The Conference Board reports today that the leading index for Japan decreased 1.0 percent and the coincident index decreased 0.1 percent in September.

  • The leading index declined sharply in September, and the weaknesses among its components continued to be widespread. Stock prices made the largest negative contribution to the leading index in September, while business failures (inverted), the Tankan business conditions survey, dwelling units started and the six-month growth rate of labor productivity all made substantial negative contributions. The six-month rate of change for the leading index fell to -3.2 percent (about a -6.4 percent annual rate) from March 2008 to September 2008, down from the - 2.5 percent decline during the previous six-month period from September 2007 to March 2008. In addition, the weaknesses among the leading indicators have been very widespread in recent months.
  • The coincident index also declined in September. Negative contributions from the real wholesale, retail, and manufacturing sales* component, employment, and wage and salaries offset an improvement in industrial production. Since March, the coincident index has fallen by 1.5 percent (about a -3.0 percent annual rate), well below the 1.0 percent annual rate of growth in the second half of 2007. In addition, all four components in the coincident index have declined in the last six months. At the same time, real GDP declined at a 0.1 percent average annual rate in the first half of 2008 (including a -3.0 percent annual rate in the second quarter, the largest quarterly decrease in the past seven years).
  • The leading index has been falling for more than a year now, and its rate of decline continued to accelerate in recent months. During this period, weaknesses in both leading and coincident indexes have remained very widespread. The persistent and widespread deterioration in both the leading and coincident indexes suggest that economic weakness is likely to continue, and the economy is not likely to improve in the near term.

LEADING INDICATORS. Five of the ten components that make up the leading index increased in September. The positive contributors to the index — in order from the largest positive contributor to the smallest — include the new orders for machinery and construction component*, interest rate spread, the index of overtime worked, real operating profits*, and real money supply. The negative contributors — in order from the largest negative contributor to the smallest — include stock prices, the (inverted) business failures*, the Tankan business conditions survey, the six month growth rate of labor productivity, and dwelling units started.

With the decrease of 1.0 percent in September, the leading index now stands at 80.5 (1990=100). Based on revised data, this index decreased 0.6 percent in August and decreased 0.2 percent in July. During the six-month span through September, the index decreased 3.2 percent, and three of the ten components advanced (diffusion index, six-month span equals 30.0 percent).
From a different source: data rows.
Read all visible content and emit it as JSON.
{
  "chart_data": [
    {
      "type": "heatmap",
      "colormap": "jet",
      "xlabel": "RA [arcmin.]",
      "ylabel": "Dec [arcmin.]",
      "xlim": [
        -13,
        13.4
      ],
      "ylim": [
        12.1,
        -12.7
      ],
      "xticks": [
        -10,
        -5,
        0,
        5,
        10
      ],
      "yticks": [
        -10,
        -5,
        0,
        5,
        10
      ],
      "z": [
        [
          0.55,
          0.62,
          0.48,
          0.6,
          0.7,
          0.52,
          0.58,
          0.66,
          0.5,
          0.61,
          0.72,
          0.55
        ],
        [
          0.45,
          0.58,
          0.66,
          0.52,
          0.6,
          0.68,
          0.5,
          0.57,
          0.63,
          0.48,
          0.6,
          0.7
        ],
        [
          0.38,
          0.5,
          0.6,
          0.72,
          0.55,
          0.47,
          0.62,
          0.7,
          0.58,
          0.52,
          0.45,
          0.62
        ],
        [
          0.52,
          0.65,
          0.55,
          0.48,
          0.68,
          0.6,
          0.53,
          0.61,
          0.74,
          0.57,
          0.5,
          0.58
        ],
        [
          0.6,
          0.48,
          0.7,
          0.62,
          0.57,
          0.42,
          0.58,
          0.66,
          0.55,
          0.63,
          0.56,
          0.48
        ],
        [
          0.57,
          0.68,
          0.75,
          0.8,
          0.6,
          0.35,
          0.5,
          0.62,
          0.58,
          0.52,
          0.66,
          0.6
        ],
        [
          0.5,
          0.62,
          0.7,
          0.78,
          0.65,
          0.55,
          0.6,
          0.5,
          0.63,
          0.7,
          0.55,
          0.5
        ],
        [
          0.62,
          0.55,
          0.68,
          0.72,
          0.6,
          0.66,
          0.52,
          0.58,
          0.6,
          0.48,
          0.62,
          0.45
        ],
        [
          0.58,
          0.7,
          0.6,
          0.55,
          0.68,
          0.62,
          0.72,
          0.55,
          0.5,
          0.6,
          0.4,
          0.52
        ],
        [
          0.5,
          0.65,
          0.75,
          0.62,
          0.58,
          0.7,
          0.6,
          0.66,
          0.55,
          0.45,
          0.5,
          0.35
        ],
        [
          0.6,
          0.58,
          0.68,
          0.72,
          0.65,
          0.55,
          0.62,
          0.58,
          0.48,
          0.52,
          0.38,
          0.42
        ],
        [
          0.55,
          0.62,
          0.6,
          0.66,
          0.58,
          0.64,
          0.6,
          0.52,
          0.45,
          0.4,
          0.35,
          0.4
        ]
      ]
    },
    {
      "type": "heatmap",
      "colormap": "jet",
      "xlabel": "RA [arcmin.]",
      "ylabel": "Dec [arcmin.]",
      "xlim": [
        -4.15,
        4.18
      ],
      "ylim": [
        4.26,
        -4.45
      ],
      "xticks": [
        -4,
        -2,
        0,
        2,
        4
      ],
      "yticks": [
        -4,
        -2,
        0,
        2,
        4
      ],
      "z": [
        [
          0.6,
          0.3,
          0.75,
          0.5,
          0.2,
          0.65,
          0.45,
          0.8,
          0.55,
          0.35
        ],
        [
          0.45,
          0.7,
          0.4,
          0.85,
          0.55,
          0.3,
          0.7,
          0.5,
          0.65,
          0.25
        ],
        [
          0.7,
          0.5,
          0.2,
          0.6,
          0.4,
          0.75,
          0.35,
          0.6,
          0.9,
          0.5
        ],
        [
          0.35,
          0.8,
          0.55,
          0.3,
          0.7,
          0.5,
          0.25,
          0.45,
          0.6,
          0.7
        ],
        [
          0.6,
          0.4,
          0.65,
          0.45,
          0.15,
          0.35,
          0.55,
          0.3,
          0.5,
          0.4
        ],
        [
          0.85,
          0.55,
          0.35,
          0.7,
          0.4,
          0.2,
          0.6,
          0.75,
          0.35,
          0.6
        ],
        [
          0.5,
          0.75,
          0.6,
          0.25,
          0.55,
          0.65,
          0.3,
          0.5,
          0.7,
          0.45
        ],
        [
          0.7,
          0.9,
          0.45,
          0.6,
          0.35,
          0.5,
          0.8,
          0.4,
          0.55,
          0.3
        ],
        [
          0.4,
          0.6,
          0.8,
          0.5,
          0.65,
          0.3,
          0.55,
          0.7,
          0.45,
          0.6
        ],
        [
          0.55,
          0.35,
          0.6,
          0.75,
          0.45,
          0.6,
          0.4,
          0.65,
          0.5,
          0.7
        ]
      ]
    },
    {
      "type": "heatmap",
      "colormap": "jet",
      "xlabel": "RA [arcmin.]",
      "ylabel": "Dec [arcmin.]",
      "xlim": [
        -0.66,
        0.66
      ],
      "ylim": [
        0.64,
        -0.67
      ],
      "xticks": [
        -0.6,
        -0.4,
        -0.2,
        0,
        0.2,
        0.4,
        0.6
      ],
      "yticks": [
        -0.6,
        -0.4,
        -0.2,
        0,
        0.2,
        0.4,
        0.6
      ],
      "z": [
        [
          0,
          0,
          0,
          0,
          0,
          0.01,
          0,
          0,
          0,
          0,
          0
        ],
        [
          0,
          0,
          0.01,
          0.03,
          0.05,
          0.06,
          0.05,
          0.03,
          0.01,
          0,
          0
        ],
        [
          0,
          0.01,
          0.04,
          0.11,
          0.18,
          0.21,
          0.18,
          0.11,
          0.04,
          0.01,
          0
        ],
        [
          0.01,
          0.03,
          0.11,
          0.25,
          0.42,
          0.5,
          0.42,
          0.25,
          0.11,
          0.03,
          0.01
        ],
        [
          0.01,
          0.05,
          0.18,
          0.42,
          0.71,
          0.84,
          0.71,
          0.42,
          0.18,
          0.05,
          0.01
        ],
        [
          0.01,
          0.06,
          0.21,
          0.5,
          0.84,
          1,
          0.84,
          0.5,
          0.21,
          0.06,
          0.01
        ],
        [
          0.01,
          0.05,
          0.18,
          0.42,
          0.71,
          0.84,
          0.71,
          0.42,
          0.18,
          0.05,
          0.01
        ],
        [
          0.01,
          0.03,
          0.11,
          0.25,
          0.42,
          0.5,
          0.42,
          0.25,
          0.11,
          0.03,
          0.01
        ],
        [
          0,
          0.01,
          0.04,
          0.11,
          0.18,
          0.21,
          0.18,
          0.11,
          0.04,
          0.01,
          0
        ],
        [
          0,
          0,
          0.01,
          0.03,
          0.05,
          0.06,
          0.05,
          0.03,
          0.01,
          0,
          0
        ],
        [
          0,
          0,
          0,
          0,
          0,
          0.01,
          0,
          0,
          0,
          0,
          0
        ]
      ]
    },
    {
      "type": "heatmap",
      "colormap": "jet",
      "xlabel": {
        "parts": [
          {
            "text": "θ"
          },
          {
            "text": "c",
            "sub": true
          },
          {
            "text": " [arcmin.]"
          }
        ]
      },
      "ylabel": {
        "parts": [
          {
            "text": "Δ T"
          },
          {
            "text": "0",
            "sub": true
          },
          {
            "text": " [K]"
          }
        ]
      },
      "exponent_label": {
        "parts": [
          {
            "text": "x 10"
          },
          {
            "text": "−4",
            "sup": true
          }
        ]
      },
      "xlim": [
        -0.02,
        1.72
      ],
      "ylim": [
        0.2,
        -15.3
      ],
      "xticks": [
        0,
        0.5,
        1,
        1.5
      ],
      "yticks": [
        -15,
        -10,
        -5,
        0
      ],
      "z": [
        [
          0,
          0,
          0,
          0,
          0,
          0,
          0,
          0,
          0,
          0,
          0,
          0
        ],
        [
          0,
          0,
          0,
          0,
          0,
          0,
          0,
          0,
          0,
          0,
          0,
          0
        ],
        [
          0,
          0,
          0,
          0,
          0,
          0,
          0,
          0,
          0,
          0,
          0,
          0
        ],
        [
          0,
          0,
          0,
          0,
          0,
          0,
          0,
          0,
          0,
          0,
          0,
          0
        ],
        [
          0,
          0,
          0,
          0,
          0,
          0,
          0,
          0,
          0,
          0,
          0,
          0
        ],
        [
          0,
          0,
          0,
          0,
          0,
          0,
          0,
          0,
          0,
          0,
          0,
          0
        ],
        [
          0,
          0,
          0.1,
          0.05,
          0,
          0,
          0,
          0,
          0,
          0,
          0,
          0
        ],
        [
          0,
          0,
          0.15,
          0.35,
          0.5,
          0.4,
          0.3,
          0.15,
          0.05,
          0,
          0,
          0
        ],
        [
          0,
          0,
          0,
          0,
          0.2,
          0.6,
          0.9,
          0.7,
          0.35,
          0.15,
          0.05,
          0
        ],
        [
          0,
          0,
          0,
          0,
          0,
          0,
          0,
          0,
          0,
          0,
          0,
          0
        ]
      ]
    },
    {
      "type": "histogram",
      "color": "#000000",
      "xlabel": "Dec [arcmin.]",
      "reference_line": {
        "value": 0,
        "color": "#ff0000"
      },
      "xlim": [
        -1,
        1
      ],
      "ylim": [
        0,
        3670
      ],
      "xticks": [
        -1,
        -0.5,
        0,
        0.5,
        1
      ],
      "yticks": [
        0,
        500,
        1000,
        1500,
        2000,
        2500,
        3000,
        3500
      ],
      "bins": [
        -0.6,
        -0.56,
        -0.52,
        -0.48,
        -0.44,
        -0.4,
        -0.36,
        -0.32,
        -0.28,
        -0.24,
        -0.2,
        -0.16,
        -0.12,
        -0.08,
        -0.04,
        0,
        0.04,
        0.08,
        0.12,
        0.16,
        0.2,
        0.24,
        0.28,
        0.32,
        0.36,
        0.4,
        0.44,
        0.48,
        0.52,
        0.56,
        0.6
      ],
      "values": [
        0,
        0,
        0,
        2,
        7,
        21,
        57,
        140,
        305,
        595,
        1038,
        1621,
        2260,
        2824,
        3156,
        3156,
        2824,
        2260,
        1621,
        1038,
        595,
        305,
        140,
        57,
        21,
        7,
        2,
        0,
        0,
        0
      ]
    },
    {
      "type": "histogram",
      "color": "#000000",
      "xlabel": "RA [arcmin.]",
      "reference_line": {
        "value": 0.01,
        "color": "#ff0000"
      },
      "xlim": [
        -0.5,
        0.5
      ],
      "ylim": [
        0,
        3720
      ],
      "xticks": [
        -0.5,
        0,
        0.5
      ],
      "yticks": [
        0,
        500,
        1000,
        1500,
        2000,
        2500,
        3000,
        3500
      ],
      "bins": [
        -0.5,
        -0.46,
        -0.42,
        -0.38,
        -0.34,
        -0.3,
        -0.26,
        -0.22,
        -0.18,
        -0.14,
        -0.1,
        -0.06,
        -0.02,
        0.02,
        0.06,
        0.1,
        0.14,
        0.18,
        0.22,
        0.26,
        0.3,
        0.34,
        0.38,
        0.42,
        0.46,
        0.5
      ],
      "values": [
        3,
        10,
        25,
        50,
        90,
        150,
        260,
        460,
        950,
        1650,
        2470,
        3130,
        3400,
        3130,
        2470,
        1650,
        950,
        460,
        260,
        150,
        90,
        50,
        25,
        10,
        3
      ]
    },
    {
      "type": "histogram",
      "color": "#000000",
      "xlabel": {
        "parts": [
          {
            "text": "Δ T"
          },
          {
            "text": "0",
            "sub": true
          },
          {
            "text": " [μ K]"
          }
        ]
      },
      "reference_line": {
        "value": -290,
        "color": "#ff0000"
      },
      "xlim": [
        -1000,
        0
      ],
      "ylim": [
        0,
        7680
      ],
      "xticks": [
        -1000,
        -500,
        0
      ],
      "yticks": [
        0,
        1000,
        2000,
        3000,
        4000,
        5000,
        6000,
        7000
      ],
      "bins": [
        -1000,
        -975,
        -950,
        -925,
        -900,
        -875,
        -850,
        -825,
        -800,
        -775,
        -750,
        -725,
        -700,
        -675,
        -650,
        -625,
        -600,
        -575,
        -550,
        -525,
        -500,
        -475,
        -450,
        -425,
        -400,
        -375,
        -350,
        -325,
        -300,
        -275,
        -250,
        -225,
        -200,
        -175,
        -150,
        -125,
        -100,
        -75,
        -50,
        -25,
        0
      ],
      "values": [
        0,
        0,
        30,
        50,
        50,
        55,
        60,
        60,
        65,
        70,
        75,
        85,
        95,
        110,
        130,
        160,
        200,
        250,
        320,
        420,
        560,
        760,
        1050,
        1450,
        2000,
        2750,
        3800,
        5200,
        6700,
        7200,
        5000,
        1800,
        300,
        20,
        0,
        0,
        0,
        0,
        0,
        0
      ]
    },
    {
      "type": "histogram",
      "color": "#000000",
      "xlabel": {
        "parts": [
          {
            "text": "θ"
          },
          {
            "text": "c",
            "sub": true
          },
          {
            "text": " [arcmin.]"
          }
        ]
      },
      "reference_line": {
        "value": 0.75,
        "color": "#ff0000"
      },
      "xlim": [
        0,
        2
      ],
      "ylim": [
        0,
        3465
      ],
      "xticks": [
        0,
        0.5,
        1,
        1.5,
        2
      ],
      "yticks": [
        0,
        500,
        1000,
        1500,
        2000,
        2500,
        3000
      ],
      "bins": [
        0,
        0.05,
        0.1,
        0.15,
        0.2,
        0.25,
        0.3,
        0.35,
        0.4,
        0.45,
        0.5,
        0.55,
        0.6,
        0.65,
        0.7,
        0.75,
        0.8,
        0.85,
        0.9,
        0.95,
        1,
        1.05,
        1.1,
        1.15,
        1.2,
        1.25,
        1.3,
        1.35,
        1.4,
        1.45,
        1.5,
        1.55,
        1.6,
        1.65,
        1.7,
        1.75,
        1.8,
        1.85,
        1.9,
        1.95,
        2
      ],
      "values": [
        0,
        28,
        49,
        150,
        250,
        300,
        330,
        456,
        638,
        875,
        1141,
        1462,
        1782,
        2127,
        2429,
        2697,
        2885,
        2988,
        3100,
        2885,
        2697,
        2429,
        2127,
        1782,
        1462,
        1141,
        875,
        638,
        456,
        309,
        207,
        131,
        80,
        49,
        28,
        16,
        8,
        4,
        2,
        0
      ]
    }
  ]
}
COINCIDENT INDICATORS. Only one of the four components that make up the coincident index increased in September. The positive contributor to the index was industrial production. The real retail, wholesale, and manufacturing sales* component, number of employed persons, and wage and salary income* declined in September.

With the decrease of 0.1 percent in September, the coincident index now stands at 106.4 (1990=100). Based on revised data, this index decreased 0.6 percent in August and decreased 0.2 percent in July. During the six-month span through September, the index decreased 1.5 percent, and none of the four components advanced (diffusion index, six-month span equals 0.0 percent).

DATA AVAILABILITY AND NOTES. The data series used to compute the two composite indexes reported in this release are those available "as of" 5:00 P.M. ET November 5, 2008. Some series are estimated as noted below.

* The series in the leading index that are based on The Conference Board estimates are real operating profits, new orders for machinery, and the six month growth rate of labor productivity. The series in the coincident index that are based on The Conference Board estimates are real manufacturing sales and wage and salary income.

THESE DATA ARE FOR ANALYSIS PURPOSES ONLY. NOT FOR REDISTRIBUTION, PUBLISHING, DATABASING, OR PUBLIC POSTING WITHOUT EXPRESS WRITTEN PERMISSION.